【判決要旨】 
 親権者指定協議無効確認の訴えが, 人事訴訟法2条柱書きの「その他の身分関係の形成又は存否の確認を目的とする訴え」に当たるとして,人事訴訟として取り扱った上で, 原告の請求を認容した事例
【出典】
 東京家裁令和4年10月20日判決
 掲載誌 家庭の法と裁判 No.56/2025.6 49頁
 事件名 親権者指定協議無効確認請求事件
 裁判結果 認容 控訴棄却 上告棄却上告受理申立不受理で第一審判決確定
【事案の概要】
 原告(妻)と被告(夫)は,4人の子(本判決口頭弁論終結時いずれも未成年)をもうけた夫婦であったところ,戸籍上は,子らの親権者をいずれも被告と定めてたと記載のある協議離婚届けをもとに協議離婚したものとされている。
 これに対して,原告は,原告の不貞行為を知った被告から白紙の状態の離婚届の用紙を示され, 言われるがままにこれに署名押印をしたにすぎず,子らの親権者をいずれも被告と定める協議をしたことはない旨を主張し,被告に対して親権者指定協議が無効であることの確認請求訴訟を東京家庭裁判所に提起した。
 なお,離婚が有効であることについて当事者間に争いはなく、訴訟の対象にはなっていない。
【本判決理由 親権者指定協議無効確認の訴えは人事訴訟といえるか】
(1)本判決は,「本件のような親権者指定協議無効確認の訴えは,人事訴訟について定める人事訴訟法2条各号所定の訴えのいずれにも該当するものではないが,同条柱書きの 「その他の身分関係の形成又は存否の確認を目的とする訴え」に当たるものとして取り扱うのが相当である。」と判示して家裁が扱うことのできる「人事に関する訴え」と解した。

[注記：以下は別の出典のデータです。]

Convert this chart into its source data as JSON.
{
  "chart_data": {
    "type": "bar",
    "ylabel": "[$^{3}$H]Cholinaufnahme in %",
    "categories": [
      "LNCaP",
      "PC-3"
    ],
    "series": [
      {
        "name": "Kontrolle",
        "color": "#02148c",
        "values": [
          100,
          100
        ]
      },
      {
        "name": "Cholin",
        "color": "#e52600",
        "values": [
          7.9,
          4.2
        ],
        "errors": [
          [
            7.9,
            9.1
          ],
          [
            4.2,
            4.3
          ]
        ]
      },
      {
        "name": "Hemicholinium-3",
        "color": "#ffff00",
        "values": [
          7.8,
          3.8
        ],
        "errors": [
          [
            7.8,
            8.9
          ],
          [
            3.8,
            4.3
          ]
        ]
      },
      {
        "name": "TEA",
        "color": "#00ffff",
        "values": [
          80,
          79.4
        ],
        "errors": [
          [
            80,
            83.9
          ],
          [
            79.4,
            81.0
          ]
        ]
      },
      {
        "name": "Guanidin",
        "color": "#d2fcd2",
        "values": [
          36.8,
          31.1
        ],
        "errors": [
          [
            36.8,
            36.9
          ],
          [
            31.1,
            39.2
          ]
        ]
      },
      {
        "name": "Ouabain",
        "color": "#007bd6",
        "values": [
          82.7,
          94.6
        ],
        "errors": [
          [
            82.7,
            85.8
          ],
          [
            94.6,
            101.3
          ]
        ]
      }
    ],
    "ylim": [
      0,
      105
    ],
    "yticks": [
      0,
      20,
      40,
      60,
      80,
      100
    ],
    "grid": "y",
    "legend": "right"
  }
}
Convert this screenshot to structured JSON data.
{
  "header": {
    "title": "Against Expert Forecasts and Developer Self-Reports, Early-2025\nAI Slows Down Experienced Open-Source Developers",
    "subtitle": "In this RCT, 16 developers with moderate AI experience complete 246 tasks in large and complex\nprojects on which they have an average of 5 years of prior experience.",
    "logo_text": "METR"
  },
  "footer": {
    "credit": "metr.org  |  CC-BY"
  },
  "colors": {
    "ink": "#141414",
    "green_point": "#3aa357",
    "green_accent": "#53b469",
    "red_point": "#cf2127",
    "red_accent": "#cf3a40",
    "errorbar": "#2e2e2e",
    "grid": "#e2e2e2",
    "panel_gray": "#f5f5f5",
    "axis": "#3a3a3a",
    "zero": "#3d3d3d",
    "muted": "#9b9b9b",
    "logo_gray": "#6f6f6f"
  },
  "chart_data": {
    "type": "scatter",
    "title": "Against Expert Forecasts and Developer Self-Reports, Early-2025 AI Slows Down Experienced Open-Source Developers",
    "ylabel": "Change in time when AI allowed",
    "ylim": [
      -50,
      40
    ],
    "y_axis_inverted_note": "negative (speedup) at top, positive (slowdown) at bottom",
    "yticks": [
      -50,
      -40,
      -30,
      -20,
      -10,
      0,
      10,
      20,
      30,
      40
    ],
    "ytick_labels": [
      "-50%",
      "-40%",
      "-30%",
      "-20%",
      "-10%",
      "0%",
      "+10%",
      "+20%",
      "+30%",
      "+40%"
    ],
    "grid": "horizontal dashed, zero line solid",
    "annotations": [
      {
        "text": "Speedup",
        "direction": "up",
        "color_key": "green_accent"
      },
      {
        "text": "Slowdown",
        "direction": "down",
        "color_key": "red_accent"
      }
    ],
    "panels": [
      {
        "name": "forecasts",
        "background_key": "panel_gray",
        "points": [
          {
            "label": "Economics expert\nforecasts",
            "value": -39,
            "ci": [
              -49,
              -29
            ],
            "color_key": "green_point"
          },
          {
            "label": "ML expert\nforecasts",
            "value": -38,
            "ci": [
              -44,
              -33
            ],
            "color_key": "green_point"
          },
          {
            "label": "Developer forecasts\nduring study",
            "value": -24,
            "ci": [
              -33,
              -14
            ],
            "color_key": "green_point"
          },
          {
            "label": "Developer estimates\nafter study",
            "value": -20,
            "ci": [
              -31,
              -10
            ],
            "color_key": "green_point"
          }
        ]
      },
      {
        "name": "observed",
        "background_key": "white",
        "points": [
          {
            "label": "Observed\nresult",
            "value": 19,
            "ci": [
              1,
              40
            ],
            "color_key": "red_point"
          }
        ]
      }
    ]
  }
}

(2)その上で,本判決は,本件の事実関係として,原告と被告との間で子らの親権者をいずれも被告と定めることの合意がされていたとか,原告が子ら の親権者をいずれも被告と定めることを認識認容していたなどというには, 説明の付かないところが多く見られるとして,原告と被告との間で子らの親権者をいずれも被告と定める協議がされていたとは認められとして,原告の請求を認容した。
【解説】
この訴訟の法律上の問題点は2点ある。
①この訴えにつき、家庭裁判所で審理できるか、できるとして訴訟か審判か(親権者指定協議の無効を前提として新たな親権者を定める審判申立てになろうか)という問題がある。
 東京家裁家事第6部は、2023年出版の書籍で従前の扱いを変更し、親権者指定協議無効確認の訴えが人事訴訟法2条柱書きの「その他の身分関係の形成 又は存否の確認を目的とする訴え」 に当たるとし、この解釈は現在では同部において定着したものとなっているようである。
②また、現行民法819条1項は「父母が協議上の離婚をするときは、その協議で、その一方を親権者と定めなければならない。」とあるので、離婚協議が無効になった場合は、協議離婚の要件が欠け、離婚そのものの有効性に影響を及ぼさないかという疑問があるが、親権者指定は、協議離婚届出受理の形式要件でしかなく、離婚自体の効力には影響がないと解されており、裁判例上も異論がない。
 なお、改正予定の民法765条2号は、協議離婚届出時点で親権者指定家事審判又は家事調停の申立てがされている場合は、届出には親権者指定の協議は不要としている。